Wood Mackenzie Vice President, Alan GelderHe said: “It is understandable that many governments have moved away from the use of food-based biofuels, which has hampered the growth of the industry. However, there are still plenty of opportunities for growth, especially when we look at waste-based alternatives. For some areas of the transport sector, such as air travel, there are few alternatives to liquid fuel, making decarbonisation difficult. This biofuel source could be tremendously beneficial, providing a cleaner fuel alternative that addresses both future energy and environmental needs.”

By using waste material as fuel, there will be significant savings in landfill or incineration costs and related emissions. Bio-based diesel and aviation fuels from plant-based feedstocks could emit 80% less carbon than the crude oil-based products that dominate the global market today.

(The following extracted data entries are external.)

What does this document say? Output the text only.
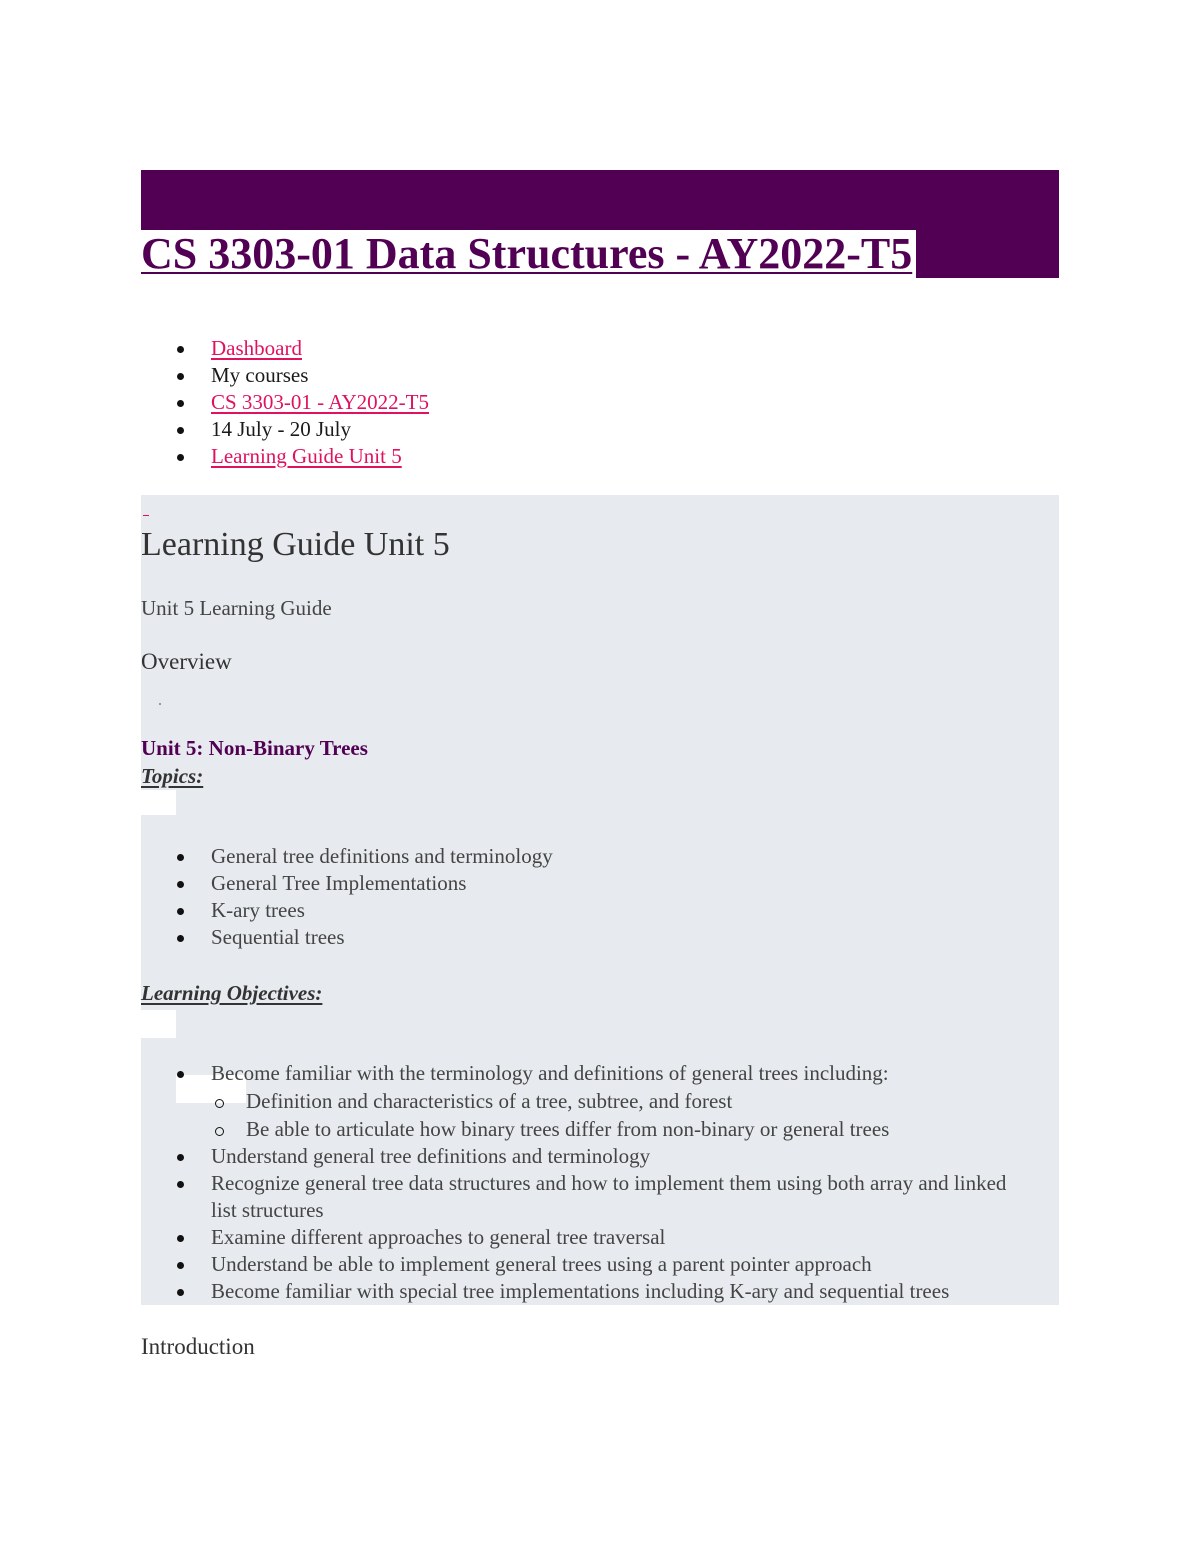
CS 3303-01 Data Structures - AY2022-T5
Dashboard
My courses
CS 3303-01 - AY2022-T5
14 July - 20 July
Learning Guide Unit 5
Learning Guide Unit 5
Unit 5 Learning Guide
Overview
Unit 5: Non-Binary Trees
Topics:
General tree definitions and terminology
General Tree Implementations
K-ary trees
Sequential trees
Learning Objectives:
Become familiar with the terminology and definitions of general trees including:
Definition and characteristics of a tree, subtree, and forest
Be able to articulate how binary trees differ from non-binary or general trees
Understand general tree definitions and terminology
Recognize general tree data structures and how to implement them using both array and linked list structures
Examine different approaches to general tree traversal
Understand be able to implement general trees using a parent pointer approach
Become familiar with special tree implementations including K-ary and sequential trees
Introduction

“Waste-based biofuels would reduce carbon emissions at a similar rate and solve problems for industries that are difficult to electrify. According to International Energy Agencythe net-zero pathway requires that almost half of the biofuels consumed in 2030 (45 percent) be produced from waste.”

Various technologies are being developed to convert these solid wastes into liquids. These involve pre-treatment to ‘wash’ the materials, followed by thermal cracking (pyrolysis or gasification) to convert the residues into hydrocarbons. The last stage is processing in a conventional refinery to create biofuel versions of the crude oil-based products we use today.

This process will lead to a circular economy. Since transporting solid waste over distance is expensive, supply chains will be local, where products can be collected and processed in small-scale facilities outside cities and towns.

Gelder said: “When turning waste into biofuels, being local is an advantage. The biofuels ecosystem would revolve around a hub-and-spoke model, in which the initial conversion of waste to biofuels is local, and the liquids produced are then added for processing at an existing refining facility. Refineries know how to do this, and for many this could be key to their long-term viability. It would have huge benefits for local economies and employment, creating a powerful argument for governments to develop incentives.”

Those incentives could take the form of a “carbon tax credit” that would create a level playing field with fossil fuel-based products and significantly improve the competitiveness of biofuels. Biofuels emit CO2 upon combustion, but their net lifecycle emissions are much lower than those of fossil fuels, as the carbon is removed when the plant feedstock is grown or the waste is recycled.

If everything falls into place for waste-based biofuels, accelerated energy transition projections matter. In Wood Mackenzie’s Accelerated Energy Transition 1.5 Scenario, global liquids demand would fall to just 35 million b/d by 2050, 60% less than the base case. Biofuels could meet two-thirds of liquid demand in hard-to-decarbonize transport sectors, as well as provide circular feedstocks for petrochemicals.